CURSO SUPERIOR DE QUATRO ANOS, ‘COMO DESTRUIR O BRASIL PELO MÉTODO BOLSONARO’, CHEGA AO FIM. OS ESTUDANTES-ELEITORES-DEMOCRATAS SERÃO DIPLOMADOS NO DIA 2 DE OUTUBRO

PRODUÇÃO AFINSOPHIA.ORG

 

Alguns cursos superiores têm tempo de duração diferente. Uns têm dois anos, outros têm três anos, outros têm seis anos, outros cinco anos e outros quatro anos como o tempo de duração do mandato do presidente do Brasil. O que significa que o tempo de duração do mandato de um presidente é o mesmo que o tempo de um curso superior. Aliás, da maioria dos cursos universitários. Um tempo suficiente para grandes, profundas e necessárias transformações. 

 

O estudante é um ser epistemológico que procura, através das experiências cognitivas-pedagógicas-didáticas, processar em si novos conhecimentos.

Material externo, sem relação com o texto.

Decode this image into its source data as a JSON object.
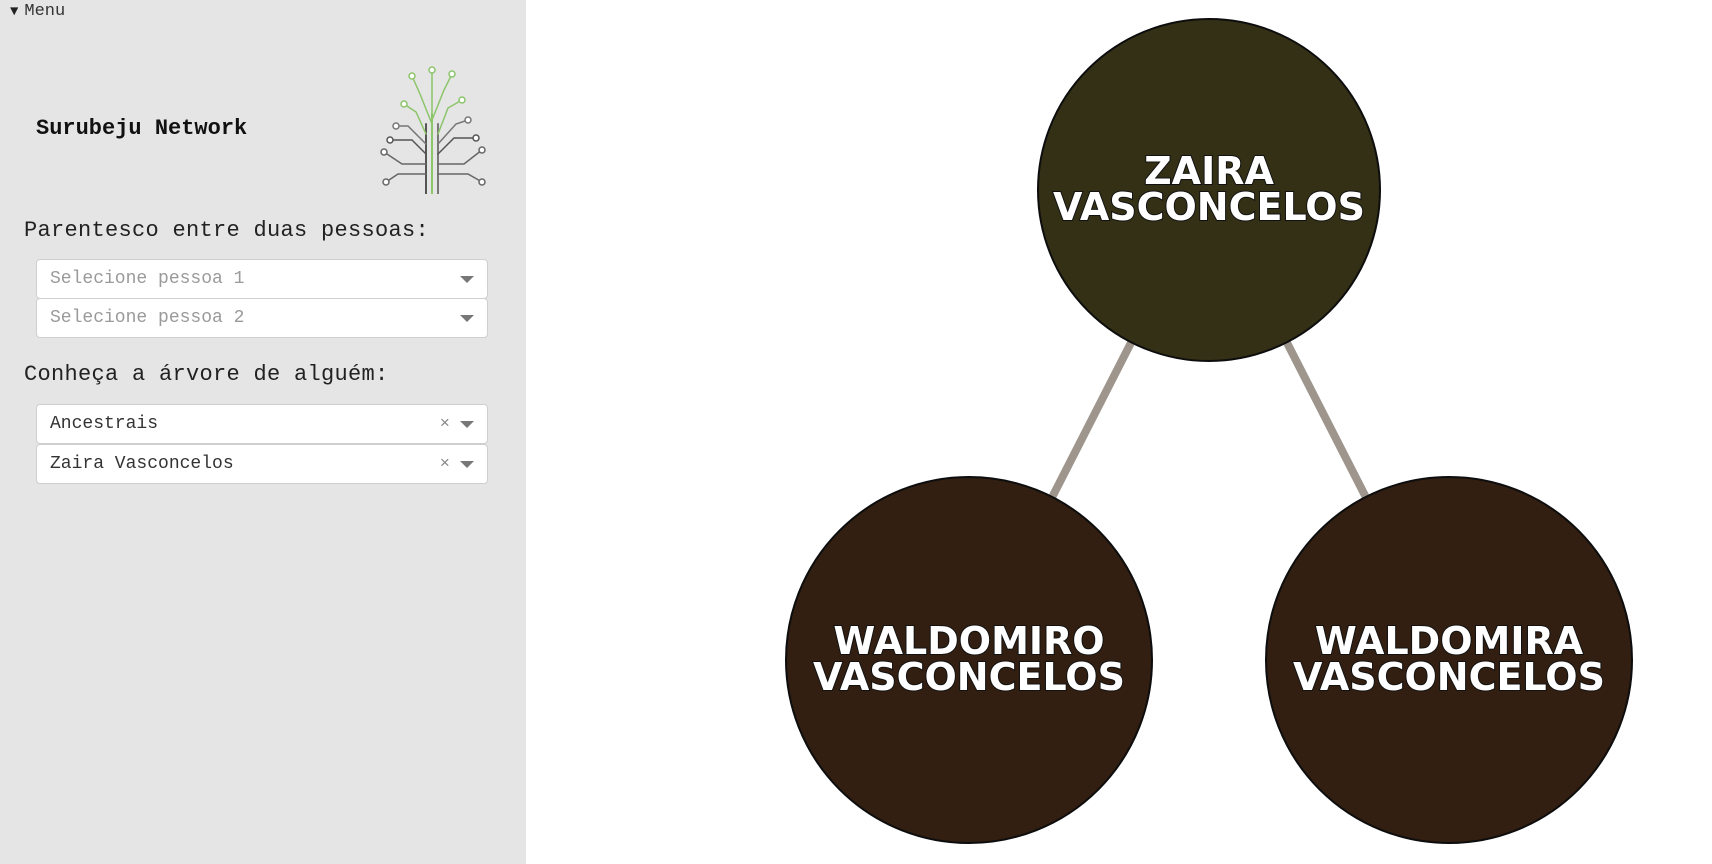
{
  "sidebar": {
    "menu_label": "Menu",
    "brand": "Surubeju Network",
    "logo_icon": "circuit-tree-logo",
    "relationship_label": "Parentesco entre duas pessoas:",
    "person1": {
      "placeholder": "Selecione pessoa 1",
      "value": ""
    },
    "person2": {
      "placeholder": "Selecione pessoa 2",
      "value": ""
    },
    "tree_label": "Conheça a árvore de alguém:",
    "tree_type": {
      "value": "Ancestrais",
      "clear": "×"
    },
    "tree_person": {
      "value": "Zaira Vasconcelos",
      "clear": "×"
    }
  },
  "graph": {
    "nodes": [
      {
        "id": "zaira",
        "line1": "ZAIRA",
        "line2": "VASCONCELOS",
        "color": "#333016"
      },
      {
        "id": "waldomiro",
        "line1": "WALDOMIRO",
        "line2": "VASCONCELOS",
        "color": "#321f11"
      },
      {
        "id": "waldomira",
        "line1": "WALDOMIRA",
        "line2": "VASCONCELOS",
        "color": "#321f11"
      }
    ],
    "edges": [
      {
        "from": "zaira",
        "to": "waldomiro"
      },
      {
        "from": "zaira",
        "to": "waldomira"
      }
    ],
    "edge_color": "#9e958c"
  }
}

E como o conhecimento, como o novo, é mudança, todo estudante vivencia continuamente mutações-epistemológicas que são partículas confirmadoras de seu Devir-Cognoscente encadeador de relações com os objetos-cognoscíveis produtores das ideias necessárias ao mundo como contínuo Processo-Dialético.

 

Porém, para que o estudante produza em si essas mutações-epistemológicas, ele necessita continuamente vivenciar os exercícios de seus sentidos para movimentar seu intelecto como agente da práxis e da poieses e, então, compor em si a Dimensão-Ética-Comunalidade. Visto que, como é do saber do estudante, o conhecimento só se fundamenta quando ele torna-se um Produto-Coletivo, como afirma o insigne mestre Florestan Fernandes.

 

Na concretude de um mandato presidencial, que dura quatro anos, a população de um país é o estudante que experimenta os fatores administrativos-burocráticos e jurídicos desse governo para sintetizar seus conhecimentos sobre o que vem sendo oferecido à população para que, em seguida, com o conhecimento adquirido nessa experiência, ela possa analisar o dito  governo como a si também, de acordo com seu direito Democrático.

 

Ao contrário do estudante, que não escolhe seus professores, a população-eleitoral de um país escolhe seu representante presidencial. Mas, da mesma forma que o estudante só pode aprender com professores eficientes em suas disciplinas, caso contrário não experimentará o saber, o mesmo ocorre com a população-eleitoral: sem um presidente senhor dos postulados, dos princípios, das propriedades, das categorias, dos conteúdos fundantes da presidência não há o que se aprender de Democracia.

 

É nessa situação aviltante e violenta que o estudante descobre as fraudes-epistemológicas que são os que se passam por professores, e os rejeitam. Da mesma forma, a população-eleitoral descobre que o presidente não passava de uma Fraude-Democrática e o rejeita.

 

Entretanto, nestes dois quadros-perversos, ocorre uma grande diferença entre o estudante e a população-eleitoral no sentido do que é aprendizagem. O estudante sem professor, não aprendeu. Portanto, não pode ser diplomado. Já, a população-eleitoral, sem presidente, aprendeu que ele era uma Fraude-Democrática. Assim, dotada desse Saber-Político pode ser diplomada. Sendo a concretização de seu diploma o ato de votar em um Candidato-Democrata.

 

Na eleição de 2018, Bolsonaro foi eleito com 55.205.640 votos (55,54% dos válidos). Hoje, diante da catástrofe que o Brasil sofre, pode-se inferir que foram votos de analfabetos políticos. 

 

Agora, no fim do curso superior de quatro anos, ‘Como Destruir O Brasil Pelo Método Bolsonaro”, espera-se que os analfabetos-políticos tenham epistemologicamente se democratizados, porque os Estudantes-Democratas já têm garantidas suas diplomações no Dia 2 de Outubro.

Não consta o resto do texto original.